His transfer to our ward came because many of his medical issues were resolving; his kidneys, which also suffered a type of anoxic injury, were starting to recover; he no longer needed assistance breathing; his electrolytes, which were a mess due to his kidneys being so injured, were finally stabilizing. He was also clearly awake.

On Day 1 after his transfer, he could fix his gaze on me only when I stood to his left. On Day 3, he could track people to both sides of his bed, and answer commands with blinking. On Day 7, he could take a deep breath if asked. On Day 9, he could squeeze a ball with his right hand. On Day 11, our Speech and Language Therapy team assessed him and deemed him to have good swallowing function. His feeding tube was removed.
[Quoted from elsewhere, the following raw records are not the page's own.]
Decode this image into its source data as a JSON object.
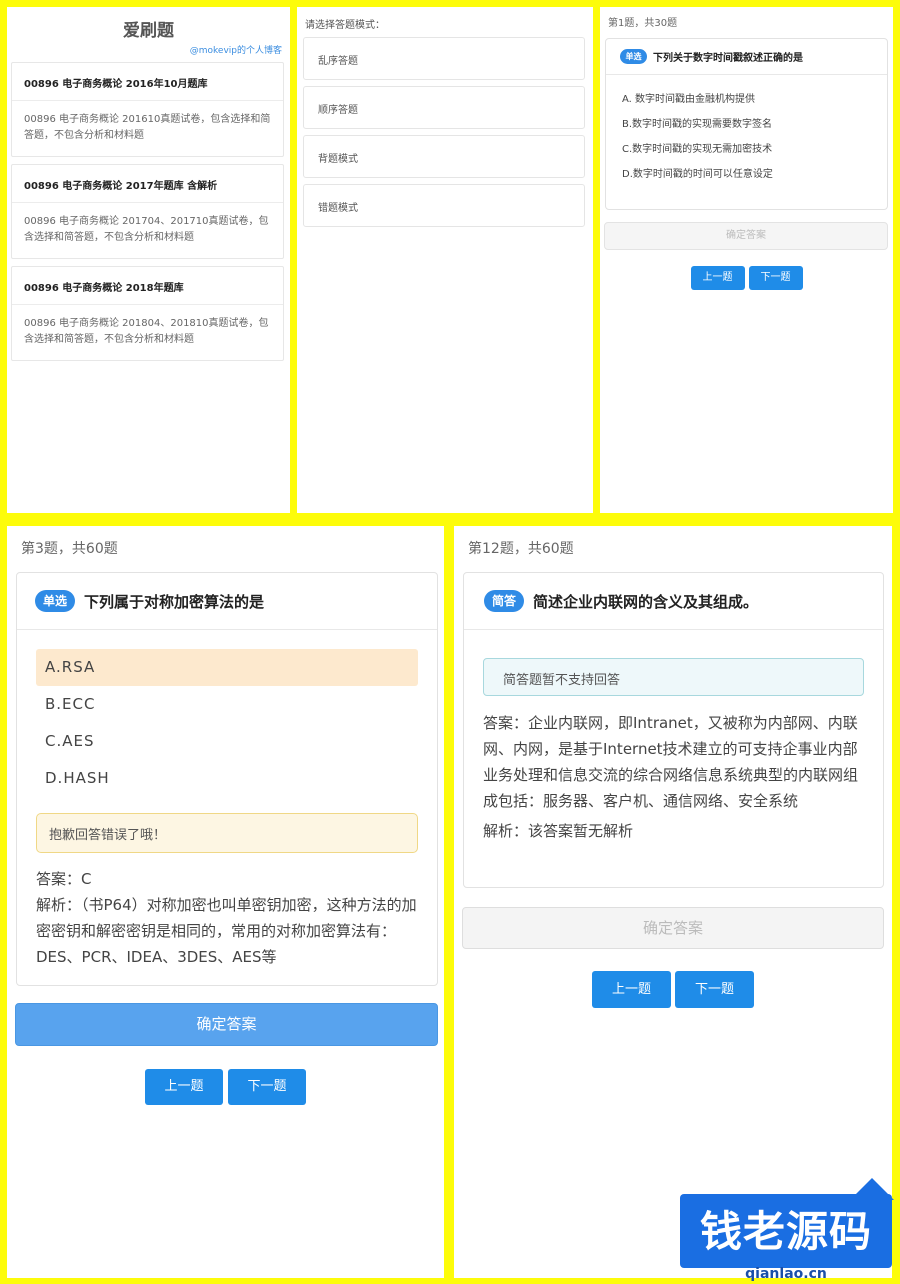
{
  "home": {
    "title": "爱刷题",
    "author": "@mokevip的个人博客",
    "banks": [
      {
        "title": "00896 电子商务概论 2016年10月题库",
        "desc": "00896 电子商务概论 201610真题试卷，包含选择和简答题，不包含分析和材料题"
      },
      {
        "title": "00896 电子商务概论 2017年题库 含解析",
        "desc": "00896 电子商务概论 201704、201710真题试卷，包含选择和简答题，不包含分析和材料题"
      },
      {
        "title": "00896 电子商务概论 2018年题库",
        "desc": "00896 电子商务概论 201804、201810真题试卷，包含选择和简答题，不包含分析和材料题"
      }
    ]
  },
  "mode_select": {
    "prompt": "请选择答题模式：",
    "modes": [
      "乱序答题",
      "顺序答题",
      "背题模式",
      "错题模式"
    ]
  },
  "question1": {
    "counter": "第1题，共30题",
    "badge": "单选",
    "text": "下列关于数字时间戳叙述正确的是",
    "options": [
      "A. 数字时间戳由金融机构提供",
      "B.数字时间戳的实现需要数字签名",
      "C.数字时间戳的实现无需加密技术",
      "D.数字时间戳的时间可以任意设定"
    ],
    "confirm": "确定答案",
    "prev": "上一题",
    "next": "下一题"
  },
  "question3": {
    "counter": "第3题，共60题",
    "badge": "单选",
    "text": "下列属于对称加密算法的是",
    "options": [
      "A.RSA",
      "B.ECC",
      "C.AES",
      "D.HASH"
    ],
    "selected_index": 0,
    "error_message": "抱歉回答错误了哦！",
    "answer": "答案：C",
    "analysis": "解析：（书P64）对称加密也叫单密钥加密，这种方法的加密密钥和解密密钥是相同的，常用的对称加密算法有：DES、PCR、IDEA、3DES、AES等",
    "confirm": "确定答案",
    "prev": "上一题",
    "next": "下一题"
  },
  "question12": {
    "counter": "第12题，共60题",
    "badge": "简答",
    "text": "简述企业内联网的含义及其组成。",
    "notice": "简答题暂不支持回答",
    "answer": "答案：企业内联网，即Intranet，又被称为内部网、内联网、内网，是基于Internet技术建立的可支持企事业内部业务处理和信息交流的综合网络信息系统典型的内联网组成包括：服务器、客户机、通信网络、安全系统",
    "analysis": "解析：该答案暂无解析",
    "confirm": "确定答案",
    "prev": "上一题",
    "next": "下一题"
  },
  "watermark": {
    "text": "钱老源码",
    "domain": "qianlao.cn"
  },
  "colors": {
    "background": "#fdfc0a",
    "primary": "#1f8ce8",
    "selected_option": "#fde9ce",
    "error_bg": "#fdf6e3",
    "notice_bg": "#eef8fa"
  }
}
I had the same conversation with Mr. F's family as I did with Mr. E's wife: his confirmed anoxic brain injury meant it was likely he would lose function; we just didn't know how much. The greatest asset on his side was his age. Young men like him have been known to walk out of hospitals after admissions like this, and despite hundreds of years of combined medical experience working on that ward, each and every one of us held out hope he was one of those cases.